SBI Crypto – a subsidiary of Japanese conglomerate SBI Holdings – is opening up access to its mining pool for both institutional and retail customers. TAKEAWAY: This is part of what seems like an emerging trend to bring greater liquidity to bitcoin mining as an investment asset, and follows just one week after North American mining firm Foundry (a subsidiary of CoinDesk parent DCG) opened up its mining pool to institutional customers.
The latest survey by Bank of America shows that inflation fears have replaced the pandemic impact as fund managers’ biggest worry, and that “long bitcoin” is still the second-most crowded trade, behind “long tech.” TAKEAWAY: “Most crowded” does not mean “unadvisable.” It does warn investors that, should sentiment turn, the stampede toward the exit could be nasty.
An Investopedia survey showed that 20% of respondents have added bitcoin to their portfolios, while 60% believe it is in bubble territory.

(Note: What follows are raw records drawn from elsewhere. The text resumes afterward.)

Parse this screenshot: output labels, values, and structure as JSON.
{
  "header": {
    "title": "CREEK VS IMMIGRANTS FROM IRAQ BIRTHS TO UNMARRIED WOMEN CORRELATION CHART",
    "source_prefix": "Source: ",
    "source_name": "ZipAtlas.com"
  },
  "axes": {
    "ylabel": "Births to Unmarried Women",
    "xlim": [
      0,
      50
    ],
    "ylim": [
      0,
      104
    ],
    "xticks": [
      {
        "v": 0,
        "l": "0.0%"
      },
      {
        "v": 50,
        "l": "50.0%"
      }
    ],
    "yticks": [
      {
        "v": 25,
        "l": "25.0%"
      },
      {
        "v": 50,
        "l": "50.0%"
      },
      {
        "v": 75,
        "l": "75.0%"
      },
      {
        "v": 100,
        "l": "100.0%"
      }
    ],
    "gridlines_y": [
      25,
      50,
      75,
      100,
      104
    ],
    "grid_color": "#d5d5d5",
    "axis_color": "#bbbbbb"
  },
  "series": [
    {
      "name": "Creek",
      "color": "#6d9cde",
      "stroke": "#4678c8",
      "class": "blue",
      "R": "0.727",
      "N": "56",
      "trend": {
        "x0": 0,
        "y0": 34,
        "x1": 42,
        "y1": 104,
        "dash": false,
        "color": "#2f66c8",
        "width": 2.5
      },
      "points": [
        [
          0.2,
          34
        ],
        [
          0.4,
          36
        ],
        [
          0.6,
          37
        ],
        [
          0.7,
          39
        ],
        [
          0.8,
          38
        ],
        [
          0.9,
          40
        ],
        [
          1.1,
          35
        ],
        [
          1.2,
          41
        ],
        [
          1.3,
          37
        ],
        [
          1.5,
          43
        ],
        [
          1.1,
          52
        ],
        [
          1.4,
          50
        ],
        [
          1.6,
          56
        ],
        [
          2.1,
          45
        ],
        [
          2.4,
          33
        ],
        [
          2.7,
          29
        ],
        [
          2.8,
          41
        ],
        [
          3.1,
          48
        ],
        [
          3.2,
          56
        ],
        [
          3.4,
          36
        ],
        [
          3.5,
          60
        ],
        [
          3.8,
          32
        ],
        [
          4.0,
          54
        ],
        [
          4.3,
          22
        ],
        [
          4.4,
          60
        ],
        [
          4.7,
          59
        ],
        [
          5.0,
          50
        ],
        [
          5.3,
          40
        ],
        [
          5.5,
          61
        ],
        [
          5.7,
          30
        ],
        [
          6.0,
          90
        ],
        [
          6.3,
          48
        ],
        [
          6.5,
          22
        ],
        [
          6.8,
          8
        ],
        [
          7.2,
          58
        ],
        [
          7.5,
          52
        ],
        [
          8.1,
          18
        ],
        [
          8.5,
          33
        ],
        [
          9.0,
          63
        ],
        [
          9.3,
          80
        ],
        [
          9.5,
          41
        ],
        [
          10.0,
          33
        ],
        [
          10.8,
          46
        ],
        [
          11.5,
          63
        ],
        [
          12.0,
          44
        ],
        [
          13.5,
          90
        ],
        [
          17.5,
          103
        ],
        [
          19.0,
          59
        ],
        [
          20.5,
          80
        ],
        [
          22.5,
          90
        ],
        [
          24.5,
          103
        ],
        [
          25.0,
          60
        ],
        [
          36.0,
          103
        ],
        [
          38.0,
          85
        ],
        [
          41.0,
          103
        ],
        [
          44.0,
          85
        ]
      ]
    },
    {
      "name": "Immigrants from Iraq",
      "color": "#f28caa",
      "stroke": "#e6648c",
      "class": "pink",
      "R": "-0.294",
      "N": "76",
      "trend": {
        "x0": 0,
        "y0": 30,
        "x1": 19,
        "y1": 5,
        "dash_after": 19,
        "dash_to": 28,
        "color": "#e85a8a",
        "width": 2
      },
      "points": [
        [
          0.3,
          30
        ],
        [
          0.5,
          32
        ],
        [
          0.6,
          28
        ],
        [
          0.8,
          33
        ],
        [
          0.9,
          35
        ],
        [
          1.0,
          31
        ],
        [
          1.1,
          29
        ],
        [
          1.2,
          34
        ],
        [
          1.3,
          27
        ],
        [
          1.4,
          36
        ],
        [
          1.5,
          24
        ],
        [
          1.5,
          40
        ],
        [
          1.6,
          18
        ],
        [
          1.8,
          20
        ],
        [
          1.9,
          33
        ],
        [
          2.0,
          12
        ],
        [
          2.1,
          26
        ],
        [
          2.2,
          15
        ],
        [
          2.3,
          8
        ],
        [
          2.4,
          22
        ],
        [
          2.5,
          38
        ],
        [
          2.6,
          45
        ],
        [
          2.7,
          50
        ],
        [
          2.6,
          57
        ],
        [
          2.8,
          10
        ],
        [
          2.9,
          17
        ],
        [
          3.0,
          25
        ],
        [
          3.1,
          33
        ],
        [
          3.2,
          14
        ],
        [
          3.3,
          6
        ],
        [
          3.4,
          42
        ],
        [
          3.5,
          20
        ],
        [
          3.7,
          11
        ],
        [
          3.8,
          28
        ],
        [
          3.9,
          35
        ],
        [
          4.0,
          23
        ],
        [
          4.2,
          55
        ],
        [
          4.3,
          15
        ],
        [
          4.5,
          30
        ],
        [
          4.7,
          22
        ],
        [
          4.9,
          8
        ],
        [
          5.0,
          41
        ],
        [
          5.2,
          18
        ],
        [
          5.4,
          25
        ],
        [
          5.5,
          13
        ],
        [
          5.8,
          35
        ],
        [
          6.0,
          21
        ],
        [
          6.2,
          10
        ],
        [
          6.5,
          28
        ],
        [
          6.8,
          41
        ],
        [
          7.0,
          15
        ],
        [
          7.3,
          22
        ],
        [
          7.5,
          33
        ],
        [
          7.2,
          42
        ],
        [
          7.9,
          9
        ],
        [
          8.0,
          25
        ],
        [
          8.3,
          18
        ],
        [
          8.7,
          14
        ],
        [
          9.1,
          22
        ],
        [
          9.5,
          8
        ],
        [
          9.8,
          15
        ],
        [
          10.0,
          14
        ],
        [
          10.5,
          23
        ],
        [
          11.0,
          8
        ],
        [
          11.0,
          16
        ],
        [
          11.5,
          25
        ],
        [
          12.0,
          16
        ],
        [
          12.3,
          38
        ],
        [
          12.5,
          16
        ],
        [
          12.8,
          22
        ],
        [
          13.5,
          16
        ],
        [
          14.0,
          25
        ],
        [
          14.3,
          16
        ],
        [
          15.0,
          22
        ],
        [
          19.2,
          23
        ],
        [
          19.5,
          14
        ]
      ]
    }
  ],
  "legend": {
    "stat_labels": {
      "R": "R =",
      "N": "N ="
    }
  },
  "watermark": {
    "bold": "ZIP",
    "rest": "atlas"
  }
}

TAKEAWAY: The U.S. financial website’s editor in chief Caleb Silver said that respondents’ concerns were founded, as bitcoin’s price has risen without any specific catalyst other than growing institutional demand. I’m perplexed as to why that wouldn’t be considered a catalyst.
Hong Kong-listed software firm Meitu has bought another 16,000 ETH valued at around $28.4 million and 386.086 BTC valued at approximately $21.6 million. TAKEAWAY: Could this be another corporation on its way to becoming an ETF-by-proxy? These purchases more than double the previous investment earlier this month. The company’s share price did not noticeably react to the first announcement, but has picked over the past couple of days. I haven’t seen the 2020 balance sheet, nor am I clear on the distribution of the crypto holdings among subsidiaries – but we can probably conclude that $90 million is starting to feel more material for shareholders than the previous investment of $40 million. Also, given that Meitu’s main business line appears to be social media apps, this could end up being part of a strategic business pivot.